Epoch Mempool
Hansel and Gretel, left bread crumb trails as they went, but birds ate them all.
October 26, 2019The Epoch Mempool is a project to improve the asymptotic complexity of many of the mempool’s algorithms as well as makes them more performant in practice.
In the mempool we have a lot of algorithms which depend on rather computationally expensive state tracking. The state tracking algorithms we use make a lot of algorithms inefficient because we’re inserting into various sets that grow with the number of ancestors and descendants, or we may have to iterate multiple times of data we’ve already seen.
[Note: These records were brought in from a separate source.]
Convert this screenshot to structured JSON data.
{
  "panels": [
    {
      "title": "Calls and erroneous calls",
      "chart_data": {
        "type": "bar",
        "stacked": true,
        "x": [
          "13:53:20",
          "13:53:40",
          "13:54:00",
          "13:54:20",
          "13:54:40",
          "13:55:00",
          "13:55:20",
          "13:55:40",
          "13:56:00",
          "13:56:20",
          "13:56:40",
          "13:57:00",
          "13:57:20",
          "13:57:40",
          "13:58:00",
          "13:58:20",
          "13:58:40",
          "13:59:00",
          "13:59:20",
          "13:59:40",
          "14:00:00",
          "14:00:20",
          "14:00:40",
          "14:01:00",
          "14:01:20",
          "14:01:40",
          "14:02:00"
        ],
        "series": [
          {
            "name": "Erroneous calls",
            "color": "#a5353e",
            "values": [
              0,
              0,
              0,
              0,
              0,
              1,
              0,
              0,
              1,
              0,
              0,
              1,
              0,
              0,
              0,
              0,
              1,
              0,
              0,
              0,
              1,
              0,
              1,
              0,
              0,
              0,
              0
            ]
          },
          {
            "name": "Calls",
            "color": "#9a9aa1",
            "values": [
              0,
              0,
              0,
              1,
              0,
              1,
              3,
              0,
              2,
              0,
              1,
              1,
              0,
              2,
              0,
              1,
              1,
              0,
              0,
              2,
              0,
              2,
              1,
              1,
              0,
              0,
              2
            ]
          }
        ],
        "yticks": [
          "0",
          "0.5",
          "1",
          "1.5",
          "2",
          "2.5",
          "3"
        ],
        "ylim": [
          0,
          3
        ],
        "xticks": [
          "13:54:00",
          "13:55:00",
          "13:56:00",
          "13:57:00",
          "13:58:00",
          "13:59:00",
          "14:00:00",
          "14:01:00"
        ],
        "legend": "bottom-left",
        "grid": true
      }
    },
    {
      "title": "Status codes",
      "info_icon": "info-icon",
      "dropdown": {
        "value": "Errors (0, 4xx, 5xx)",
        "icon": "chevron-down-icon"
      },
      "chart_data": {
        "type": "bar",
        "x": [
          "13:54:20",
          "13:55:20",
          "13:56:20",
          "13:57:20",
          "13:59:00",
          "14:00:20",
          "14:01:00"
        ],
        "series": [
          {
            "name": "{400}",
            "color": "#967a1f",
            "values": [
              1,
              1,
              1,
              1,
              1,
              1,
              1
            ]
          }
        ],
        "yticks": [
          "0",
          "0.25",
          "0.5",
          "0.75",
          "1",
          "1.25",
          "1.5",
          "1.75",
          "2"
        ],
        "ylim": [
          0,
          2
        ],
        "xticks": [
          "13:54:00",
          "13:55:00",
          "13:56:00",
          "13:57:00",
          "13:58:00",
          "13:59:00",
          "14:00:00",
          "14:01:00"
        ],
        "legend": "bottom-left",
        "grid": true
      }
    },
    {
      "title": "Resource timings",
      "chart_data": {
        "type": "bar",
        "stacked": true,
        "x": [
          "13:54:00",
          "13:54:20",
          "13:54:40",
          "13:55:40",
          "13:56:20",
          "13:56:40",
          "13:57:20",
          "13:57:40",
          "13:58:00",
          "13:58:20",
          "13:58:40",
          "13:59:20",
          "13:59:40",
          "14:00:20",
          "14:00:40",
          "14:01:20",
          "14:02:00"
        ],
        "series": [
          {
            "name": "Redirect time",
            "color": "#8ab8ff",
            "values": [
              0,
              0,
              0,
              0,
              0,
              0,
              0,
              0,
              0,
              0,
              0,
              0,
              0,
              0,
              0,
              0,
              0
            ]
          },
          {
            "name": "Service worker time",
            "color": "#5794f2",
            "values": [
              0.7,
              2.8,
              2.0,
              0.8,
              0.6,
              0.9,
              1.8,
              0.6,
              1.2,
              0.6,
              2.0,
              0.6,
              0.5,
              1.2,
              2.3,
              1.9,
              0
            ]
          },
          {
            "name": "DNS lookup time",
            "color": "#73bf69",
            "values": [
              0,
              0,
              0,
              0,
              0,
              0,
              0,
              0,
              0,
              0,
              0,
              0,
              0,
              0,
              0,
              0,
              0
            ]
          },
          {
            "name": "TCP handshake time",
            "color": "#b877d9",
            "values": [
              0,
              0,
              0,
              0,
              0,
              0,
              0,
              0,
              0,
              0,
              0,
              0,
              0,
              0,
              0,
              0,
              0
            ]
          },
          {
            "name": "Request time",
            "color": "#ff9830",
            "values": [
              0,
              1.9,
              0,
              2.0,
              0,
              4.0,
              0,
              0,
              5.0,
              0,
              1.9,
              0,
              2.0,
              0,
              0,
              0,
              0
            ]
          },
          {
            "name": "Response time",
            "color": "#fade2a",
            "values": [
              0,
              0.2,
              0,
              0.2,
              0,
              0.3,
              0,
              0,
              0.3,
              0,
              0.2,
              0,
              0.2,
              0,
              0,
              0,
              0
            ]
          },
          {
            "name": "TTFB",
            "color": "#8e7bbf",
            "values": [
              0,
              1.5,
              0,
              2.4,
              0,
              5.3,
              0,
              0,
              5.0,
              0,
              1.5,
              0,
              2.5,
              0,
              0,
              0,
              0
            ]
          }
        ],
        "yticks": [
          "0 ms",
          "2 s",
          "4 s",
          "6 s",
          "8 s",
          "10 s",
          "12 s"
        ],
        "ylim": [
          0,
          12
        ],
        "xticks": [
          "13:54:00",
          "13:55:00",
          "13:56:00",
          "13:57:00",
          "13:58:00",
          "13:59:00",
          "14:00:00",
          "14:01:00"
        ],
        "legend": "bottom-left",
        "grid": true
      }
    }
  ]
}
To address these inefficiencies, we can closely limit the maximum possible data we iterate and reject transactions above the limits.
However, a rational miner/user will purchase faster hardware and raise these limits to be able to collect more fee revenue or process more transactions. Further, changes coming from around the ecosystem (lightning, OP_SECURETHEBAG) have critical use cases which benefit when the mempool has fewer limitations.
Rather than use expensive state tracking, we can do something simpler. Like Hansel and Gretel, we can leave breadcrumbs in the mempool as we traverse it, so we can know if we are going somewhere we’ve already been. Luckily, in bitcoind there are no birds!
These breadcrumbs are a uint64_t epoch per CTxMemPoolEntry. (64 bits is enough that it will never overflow). The mempool also has a counter.
Every time we begin traversing the mempool, and we need some help tracking state, we increment the mempool’s counter. Any CTxMemPoolEntry with an epoch less than the MemPools has not yet been touched, and should be traversed and have it’s epoch set higher.
Given the one-to-one mapping between CTxMemPool entries and transactions, this is a safe way to cache data.
Using these bread-crumbs allows us to get rid of many of the std::set accumulators in favor of a std::vector as we no longer rely on the de-duplicative properties of std::set.
We can also improve many of the related algorithms to no longer make heavy use of heapstack based processing.